Sur les 5.000 fermes piscicoles « sans permis » que comptait l’Irak, la moitié ont été suspendues, indique M. Chamal à l’AFP. Il souligne toutefois que les autorités tolèrent les bacs de pisciculture mobiles, plongés dans le fleuve.

 « Abandonner la profession »

Tout en acceptant la disparition des fermes illégales, le président de l’Association irakienne des producteurs de poisson Ayad al-Talibi s’interroge: « l’eau récupérée a-t-elle bel et bien été exploitée? »

Avant la campagne lancée par les autorités en mai, l’Irak produisait près d’un million de tonnes de poissons par an.
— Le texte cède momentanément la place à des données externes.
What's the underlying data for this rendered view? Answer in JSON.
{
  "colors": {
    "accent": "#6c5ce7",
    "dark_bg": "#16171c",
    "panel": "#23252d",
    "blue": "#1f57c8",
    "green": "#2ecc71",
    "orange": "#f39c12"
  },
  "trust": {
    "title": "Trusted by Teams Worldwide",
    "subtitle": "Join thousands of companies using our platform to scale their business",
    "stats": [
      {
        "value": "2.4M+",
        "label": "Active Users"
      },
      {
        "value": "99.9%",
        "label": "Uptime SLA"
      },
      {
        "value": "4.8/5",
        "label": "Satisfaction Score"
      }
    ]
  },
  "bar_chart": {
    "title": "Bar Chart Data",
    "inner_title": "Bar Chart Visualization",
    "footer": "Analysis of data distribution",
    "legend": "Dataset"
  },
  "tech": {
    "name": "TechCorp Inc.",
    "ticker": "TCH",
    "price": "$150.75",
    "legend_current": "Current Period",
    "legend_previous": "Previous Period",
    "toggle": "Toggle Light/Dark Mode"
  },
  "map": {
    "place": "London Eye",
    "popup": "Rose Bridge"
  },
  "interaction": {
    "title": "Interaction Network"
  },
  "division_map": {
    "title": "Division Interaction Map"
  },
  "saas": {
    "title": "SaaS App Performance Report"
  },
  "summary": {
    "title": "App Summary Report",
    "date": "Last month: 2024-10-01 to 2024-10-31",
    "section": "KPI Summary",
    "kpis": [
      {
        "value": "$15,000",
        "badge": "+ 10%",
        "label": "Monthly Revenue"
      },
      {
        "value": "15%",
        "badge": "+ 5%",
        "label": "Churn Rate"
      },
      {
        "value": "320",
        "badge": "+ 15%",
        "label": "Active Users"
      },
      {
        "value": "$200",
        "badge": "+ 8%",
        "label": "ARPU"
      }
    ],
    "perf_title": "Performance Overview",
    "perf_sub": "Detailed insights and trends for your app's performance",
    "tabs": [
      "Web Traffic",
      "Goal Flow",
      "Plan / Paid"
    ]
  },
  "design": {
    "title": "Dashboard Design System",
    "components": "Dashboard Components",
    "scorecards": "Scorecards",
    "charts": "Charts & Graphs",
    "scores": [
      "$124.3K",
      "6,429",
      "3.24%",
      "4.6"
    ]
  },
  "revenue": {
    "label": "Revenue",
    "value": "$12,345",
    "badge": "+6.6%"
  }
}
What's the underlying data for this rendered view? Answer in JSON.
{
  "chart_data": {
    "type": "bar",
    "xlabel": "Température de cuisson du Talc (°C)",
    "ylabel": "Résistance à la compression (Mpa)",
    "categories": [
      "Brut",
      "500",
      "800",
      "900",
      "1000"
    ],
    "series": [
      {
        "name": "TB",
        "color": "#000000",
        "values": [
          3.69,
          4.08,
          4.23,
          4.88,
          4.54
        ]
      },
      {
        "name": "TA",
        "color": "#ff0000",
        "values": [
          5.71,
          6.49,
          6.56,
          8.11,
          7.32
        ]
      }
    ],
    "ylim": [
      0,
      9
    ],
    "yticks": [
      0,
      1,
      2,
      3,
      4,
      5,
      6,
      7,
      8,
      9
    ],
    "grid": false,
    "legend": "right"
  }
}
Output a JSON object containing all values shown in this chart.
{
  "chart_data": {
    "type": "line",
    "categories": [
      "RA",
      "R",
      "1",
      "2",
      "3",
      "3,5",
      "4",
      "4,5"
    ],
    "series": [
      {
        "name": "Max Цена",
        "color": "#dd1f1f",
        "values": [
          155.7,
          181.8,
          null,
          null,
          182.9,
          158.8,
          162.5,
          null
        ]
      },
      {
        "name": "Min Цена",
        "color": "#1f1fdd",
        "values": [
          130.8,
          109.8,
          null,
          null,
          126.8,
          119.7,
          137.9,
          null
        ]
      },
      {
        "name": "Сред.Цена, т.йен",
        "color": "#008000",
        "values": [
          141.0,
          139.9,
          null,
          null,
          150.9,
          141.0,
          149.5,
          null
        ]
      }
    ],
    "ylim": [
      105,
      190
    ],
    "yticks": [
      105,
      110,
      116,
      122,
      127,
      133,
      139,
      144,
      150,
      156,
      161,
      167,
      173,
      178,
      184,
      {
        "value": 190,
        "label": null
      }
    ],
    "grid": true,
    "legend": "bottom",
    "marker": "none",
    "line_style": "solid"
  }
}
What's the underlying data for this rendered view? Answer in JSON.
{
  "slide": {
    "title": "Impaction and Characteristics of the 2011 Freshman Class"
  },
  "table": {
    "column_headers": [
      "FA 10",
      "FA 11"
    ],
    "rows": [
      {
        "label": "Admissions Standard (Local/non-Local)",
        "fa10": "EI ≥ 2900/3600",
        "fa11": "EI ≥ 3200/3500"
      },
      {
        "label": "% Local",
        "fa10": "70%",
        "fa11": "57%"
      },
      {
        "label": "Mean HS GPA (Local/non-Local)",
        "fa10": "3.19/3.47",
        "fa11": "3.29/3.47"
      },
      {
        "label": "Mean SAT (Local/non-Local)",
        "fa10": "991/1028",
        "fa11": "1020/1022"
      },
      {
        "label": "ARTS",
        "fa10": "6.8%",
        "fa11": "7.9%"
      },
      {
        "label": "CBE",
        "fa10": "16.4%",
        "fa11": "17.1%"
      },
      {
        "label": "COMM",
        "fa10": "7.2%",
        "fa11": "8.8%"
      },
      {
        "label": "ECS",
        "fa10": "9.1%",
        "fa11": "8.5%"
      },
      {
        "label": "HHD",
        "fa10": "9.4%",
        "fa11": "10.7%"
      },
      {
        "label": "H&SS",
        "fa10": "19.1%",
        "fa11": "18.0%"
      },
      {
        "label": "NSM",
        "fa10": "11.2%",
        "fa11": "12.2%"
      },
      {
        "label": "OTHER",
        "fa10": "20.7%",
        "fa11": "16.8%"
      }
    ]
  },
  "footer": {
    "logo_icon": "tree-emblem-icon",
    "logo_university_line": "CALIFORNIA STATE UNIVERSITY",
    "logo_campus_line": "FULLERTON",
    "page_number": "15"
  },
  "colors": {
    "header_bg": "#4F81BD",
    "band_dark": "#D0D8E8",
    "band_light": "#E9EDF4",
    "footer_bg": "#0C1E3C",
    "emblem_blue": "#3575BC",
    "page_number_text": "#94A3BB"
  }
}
Mais la production a chuté à 190.000 tonnes depuis le début de la campagne, a-t-il assuré sur la télévision publique Al-Ikhbariya.

Selon lui, le secteur représentait deux millions d’emplois. « Toutes ces familles vont migrer vers les villes », met-il en garde.

Dans l’extrême sud de l’Irak, le défi c’est la salinité pour les pêcheurs du Chatt al-Arab, fleuve où se mêlent le Tigre et l’Euphrate avant de se jeter dans le Golfe.

Chaque été, le débit d’eau douce venu du nord s’amenuise, laissant l’eau de mer s’engouffrer dans le lit du fleuve.

Sur sa barque bercée par les eaux du Chatt al-Arab, Khdeir Aboud, 71 ans, se démène avec ses filets.

Autrefois l’eau douce charriait « tout type de poissons », se souvient le septuagénaire à la barbe blanche. « Mais avec l’eau salée, il ne reste plus rien ».

Aujourd’hui, sa prise lui rapporte difficilement sept dollars. « Ca ne fait pas vivre un foyer », lâche-t-il. « La plupart des pêcheurs ont abandonné la profession pour des petits boulots. Il ne reste plus que quelques vieux ».